One thing really struck me with the Inauguration of President Donald Trump, was the difference between himself and President Barak Obama.
Barak Obama’s final speech as president was one that could have been summed up by one word “HOPE” -in fact “HOPE” has characterised both his presidency and him as a person, his autobiography was called “The Audacity of HOPE”.
Yet much of Donald’s Trump’s campaign was summed up by one word “FEAR”.
Former Bristol MP -Tony Benn- said: “Hope is the fuel of progress and fear is the prison you put yourself”.
A similar sentiment from the film Shawshank Redemption “Fear hold you prisoner, but Hope can set you free”.
As I thought of this image it made me realise that the toughest prisons aren’t those with bricks or bars but the icy strongholds in peoples’ hearts and minds.
This prison though is one that many can be swept into, we have all been in meetings when a fear-monger has turned the mood of a room or a decision of a meeting; yet too the reverse can happen, people can be liberated by the freedom that Hope brings, a person of hope-filled faith can inspire people to stand and to step out.
A poem about Hope : – “Rosa (Parks) sat, so that Martin (Luther King Jr) could walk, Martin walked, so that Barak (Obama) could stand, Barak stood so all our children could fly”. Hope is aspirational.

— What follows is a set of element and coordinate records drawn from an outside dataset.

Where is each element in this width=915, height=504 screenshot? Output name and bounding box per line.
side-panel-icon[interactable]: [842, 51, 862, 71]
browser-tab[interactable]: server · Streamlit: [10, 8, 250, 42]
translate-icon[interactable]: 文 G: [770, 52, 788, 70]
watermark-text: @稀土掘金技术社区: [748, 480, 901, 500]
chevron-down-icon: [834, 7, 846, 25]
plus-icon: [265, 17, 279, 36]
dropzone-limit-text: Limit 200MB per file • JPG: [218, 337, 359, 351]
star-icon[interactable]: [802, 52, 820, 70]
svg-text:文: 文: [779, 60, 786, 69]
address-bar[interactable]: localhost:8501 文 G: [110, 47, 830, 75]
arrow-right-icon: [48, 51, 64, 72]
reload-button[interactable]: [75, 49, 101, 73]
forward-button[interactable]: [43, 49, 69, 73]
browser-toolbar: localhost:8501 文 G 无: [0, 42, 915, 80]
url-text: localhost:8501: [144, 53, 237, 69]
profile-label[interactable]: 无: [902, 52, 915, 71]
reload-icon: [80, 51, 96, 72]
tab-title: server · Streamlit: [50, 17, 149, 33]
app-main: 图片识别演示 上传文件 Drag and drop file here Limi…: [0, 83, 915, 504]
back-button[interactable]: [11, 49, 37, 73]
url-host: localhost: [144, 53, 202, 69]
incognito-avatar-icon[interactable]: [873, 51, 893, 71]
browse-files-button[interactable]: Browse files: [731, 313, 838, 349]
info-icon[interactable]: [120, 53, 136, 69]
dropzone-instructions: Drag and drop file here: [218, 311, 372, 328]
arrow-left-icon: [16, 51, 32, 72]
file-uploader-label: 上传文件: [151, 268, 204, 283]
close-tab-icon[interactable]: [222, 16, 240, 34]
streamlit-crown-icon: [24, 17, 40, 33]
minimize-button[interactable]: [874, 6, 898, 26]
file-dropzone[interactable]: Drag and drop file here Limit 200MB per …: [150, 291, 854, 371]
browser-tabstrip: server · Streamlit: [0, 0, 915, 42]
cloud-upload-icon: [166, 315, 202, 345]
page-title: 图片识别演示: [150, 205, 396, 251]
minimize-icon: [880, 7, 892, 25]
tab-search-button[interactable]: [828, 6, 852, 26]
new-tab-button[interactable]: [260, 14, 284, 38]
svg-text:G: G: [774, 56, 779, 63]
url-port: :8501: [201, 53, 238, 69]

Hope re-writes a new future, where-as fear if often a pessimistic self-fulfilling prophecy.
As I thought about my life, I asked myself the question, “is my life ruled by Hope or Fear?”
I want it to be ruled by Hope, yet sadly more often than I want I am ruled by fear.

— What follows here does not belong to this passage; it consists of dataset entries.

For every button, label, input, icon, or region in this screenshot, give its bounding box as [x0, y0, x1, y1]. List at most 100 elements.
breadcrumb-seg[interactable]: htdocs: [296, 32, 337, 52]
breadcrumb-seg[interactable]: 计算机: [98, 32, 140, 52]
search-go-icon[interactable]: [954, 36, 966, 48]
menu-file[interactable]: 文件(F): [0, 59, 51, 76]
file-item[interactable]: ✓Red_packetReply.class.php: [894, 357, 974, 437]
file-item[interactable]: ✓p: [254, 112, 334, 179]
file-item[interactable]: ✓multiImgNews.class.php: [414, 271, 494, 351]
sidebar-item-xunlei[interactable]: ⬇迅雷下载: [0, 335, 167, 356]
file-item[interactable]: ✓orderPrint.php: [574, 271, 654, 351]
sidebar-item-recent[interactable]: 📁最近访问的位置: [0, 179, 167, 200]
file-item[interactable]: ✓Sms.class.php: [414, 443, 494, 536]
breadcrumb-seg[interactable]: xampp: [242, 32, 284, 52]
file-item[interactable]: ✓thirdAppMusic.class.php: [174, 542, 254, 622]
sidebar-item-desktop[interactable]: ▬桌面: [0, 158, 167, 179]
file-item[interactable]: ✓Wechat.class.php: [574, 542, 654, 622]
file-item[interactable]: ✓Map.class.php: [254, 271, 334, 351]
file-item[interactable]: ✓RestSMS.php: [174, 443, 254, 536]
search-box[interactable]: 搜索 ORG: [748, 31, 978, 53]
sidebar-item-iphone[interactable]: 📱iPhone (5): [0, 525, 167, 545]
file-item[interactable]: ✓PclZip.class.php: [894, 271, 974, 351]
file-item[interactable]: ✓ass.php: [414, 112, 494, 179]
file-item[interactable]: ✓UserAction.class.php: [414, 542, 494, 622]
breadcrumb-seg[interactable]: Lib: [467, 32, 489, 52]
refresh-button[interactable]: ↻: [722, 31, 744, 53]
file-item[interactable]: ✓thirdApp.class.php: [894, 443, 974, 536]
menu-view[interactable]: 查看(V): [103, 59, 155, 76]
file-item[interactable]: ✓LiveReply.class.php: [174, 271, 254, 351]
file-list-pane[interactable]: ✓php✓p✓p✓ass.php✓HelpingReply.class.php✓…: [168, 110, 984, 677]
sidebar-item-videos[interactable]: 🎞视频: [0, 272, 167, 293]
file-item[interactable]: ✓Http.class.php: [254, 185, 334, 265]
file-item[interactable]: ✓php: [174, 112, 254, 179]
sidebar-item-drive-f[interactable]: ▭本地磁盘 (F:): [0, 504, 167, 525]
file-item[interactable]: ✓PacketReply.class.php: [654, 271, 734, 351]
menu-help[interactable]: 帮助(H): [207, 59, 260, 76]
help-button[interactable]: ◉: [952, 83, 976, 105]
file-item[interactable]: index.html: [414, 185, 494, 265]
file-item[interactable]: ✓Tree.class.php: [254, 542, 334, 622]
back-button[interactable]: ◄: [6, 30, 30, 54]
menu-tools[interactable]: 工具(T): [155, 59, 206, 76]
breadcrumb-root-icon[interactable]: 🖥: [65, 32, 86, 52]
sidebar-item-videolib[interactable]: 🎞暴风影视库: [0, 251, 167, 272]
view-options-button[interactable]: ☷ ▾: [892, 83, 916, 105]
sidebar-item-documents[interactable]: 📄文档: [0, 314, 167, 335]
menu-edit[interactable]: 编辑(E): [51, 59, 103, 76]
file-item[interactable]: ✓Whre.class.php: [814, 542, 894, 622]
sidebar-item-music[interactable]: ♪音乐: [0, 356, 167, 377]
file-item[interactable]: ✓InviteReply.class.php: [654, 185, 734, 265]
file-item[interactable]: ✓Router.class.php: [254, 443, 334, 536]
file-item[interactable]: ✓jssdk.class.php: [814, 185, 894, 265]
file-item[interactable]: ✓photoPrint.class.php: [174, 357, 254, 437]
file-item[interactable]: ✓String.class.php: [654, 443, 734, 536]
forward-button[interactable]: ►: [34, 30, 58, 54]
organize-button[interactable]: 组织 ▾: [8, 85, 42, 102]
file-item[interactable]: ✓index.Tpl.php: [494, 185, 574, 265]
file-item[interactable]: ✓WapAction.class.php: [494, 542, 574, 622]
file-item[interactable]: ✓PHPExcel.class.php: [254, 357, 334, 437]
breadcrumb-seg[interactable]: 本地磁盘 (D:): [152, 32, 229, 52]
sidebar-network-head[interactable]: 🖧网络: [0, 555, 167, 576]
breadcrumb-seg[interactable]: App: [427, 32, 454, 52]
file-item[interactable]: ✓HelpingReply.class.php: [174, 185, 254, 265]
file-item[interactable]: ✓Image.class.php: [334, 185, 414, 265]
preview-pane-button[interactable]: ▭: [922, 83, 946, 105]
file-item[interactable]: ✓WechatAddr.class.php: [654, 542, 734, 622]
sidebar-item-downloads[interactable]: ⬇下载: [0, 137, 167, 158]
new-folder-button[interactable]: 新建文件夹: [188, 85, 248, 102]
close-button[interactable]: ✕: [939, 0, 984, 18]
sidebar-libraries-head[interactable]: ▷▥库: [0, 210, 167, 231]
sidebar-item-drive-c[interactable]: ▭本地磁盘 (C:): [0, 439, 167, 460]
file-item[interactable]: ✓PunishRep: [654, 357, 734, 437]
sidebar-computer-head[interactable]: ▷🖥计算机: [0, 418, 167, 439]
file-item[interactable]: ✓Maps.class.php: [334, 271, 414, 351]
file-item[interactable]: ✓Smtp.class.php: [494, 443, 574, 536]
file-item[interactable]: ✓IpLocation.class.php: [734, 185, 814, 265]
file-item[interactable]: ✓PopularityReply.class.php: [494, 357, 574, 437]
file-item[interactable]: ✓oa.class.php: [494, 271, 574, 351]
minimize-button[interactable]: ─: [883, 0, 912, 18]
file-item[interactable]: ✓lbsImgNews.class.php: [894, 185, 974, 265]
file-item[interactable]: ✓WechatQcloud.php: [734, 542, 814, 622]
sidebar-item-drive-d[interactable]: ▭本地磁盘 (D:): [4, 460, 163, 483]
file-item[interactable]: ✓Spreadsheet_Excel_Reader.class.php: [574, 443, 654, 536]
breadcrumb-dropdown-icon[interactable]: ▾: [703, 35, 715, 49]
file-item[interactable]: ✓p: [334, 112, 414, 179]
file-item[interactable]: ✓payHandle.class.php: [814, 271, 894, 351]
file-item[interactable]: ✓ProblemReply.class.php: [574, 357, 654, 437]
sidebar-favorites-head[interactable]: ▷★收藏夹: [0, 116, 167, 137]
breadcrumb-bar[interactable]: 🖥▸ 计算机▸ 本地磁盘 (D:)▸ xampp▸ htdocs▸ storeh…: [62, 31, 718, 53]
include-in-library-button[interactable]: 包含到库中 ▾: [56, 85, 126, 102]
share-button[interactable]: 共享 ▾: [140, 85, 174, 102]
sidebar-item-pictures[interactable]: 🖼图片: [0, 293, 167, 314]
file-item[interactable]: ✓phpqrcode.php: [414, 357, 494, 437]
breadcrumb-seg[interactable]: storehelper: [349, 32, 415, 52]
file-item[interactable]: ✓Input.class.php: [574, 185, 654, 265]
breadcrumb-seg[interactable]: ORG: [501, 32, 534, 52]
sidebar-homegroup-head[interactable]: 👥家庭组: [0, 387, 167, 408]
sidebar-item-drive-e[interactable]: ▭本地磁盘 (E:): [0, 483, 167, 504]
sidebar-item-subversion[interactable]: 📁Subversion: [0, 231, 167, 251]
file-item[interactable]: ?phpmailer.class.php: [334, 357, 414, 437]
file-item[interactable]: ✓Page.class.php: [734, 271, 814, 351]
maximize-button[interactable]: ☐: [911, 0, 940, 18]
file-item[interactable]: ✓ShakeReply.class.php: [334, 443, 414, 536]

“It is so easy to break down and destroy, but heroes are the ones who make peace and build” said former South African President Nelson Mandela.
The fictional President Matt Santos from the West Wing said “It is easier to throw stones at a house than to try and build one”.
Fear paralyses and keeps people rooted to the spot like a rabbit caught in the car headlights.
Fear builds walls.
Hope builds bridges.
Hope causes us to lay down our weapons, whereas Fear causes us to blame, lash out and pick up our weapons.
For the Christian Hope is not a “wishful thinking naïve aspiration that somehow everything is going to be alright in the end”, no we have a “hope that does not disappoint us”, “our hope is in the Lord who made heaven and earth” -it is a hope that “moths and rust cannot destroy” but rather is based not on a vague idea or concept but on a person, Jesus Christ, described by Peter as our “Living Hope” -our hope is in the resurrected and victorious son of God.
Our hope is that the God “who began a good work will see it through to completion”.
Our hope is that “he that is within us is greater than he that is in the world”.
Our hope is in Christ who said “I will build my Church and the gates of hell will not prevail against them”.
Yet how do we be people filled with Hope and not Fear?
Often we start full of hope, but the stress, strains and pains of the world can often leave us feeling jaded, cynical, deafest, we too often let hope slip away, evaporate, and fear creep in and slowly take root, and become a spiritual stronghold.
We often don’t talk about being controlled by fear, but rather we use expressions like being “pragmatic” or “realistic” or “worldly wise” -often we allow ourselves to be often somewhat superior and patronising to those pursuing a message of hope, painting them as naïve and dismissing their view as “youthful enthusiasm”.
So, how do we keep Hope alive within us?
Prayer is the antidote to defeatism, as our focus leaves the size of our problem and places our viewpoint on the size of our God.
Interestingly those who are most vocally defeatist/negative are also those who attend prayer meetings the least, I do believe that this is not a coincidence.
So, let us be Obama’s not Trump’s, people of Hope, not people of Fear.
And I’ll close with a prayer Paul wrote to the Christians in Rome:
May the God of hope fill you with all joy and peace as you trust in him, so that you may overflow with hope by the power of the Holy Spirit. Amen.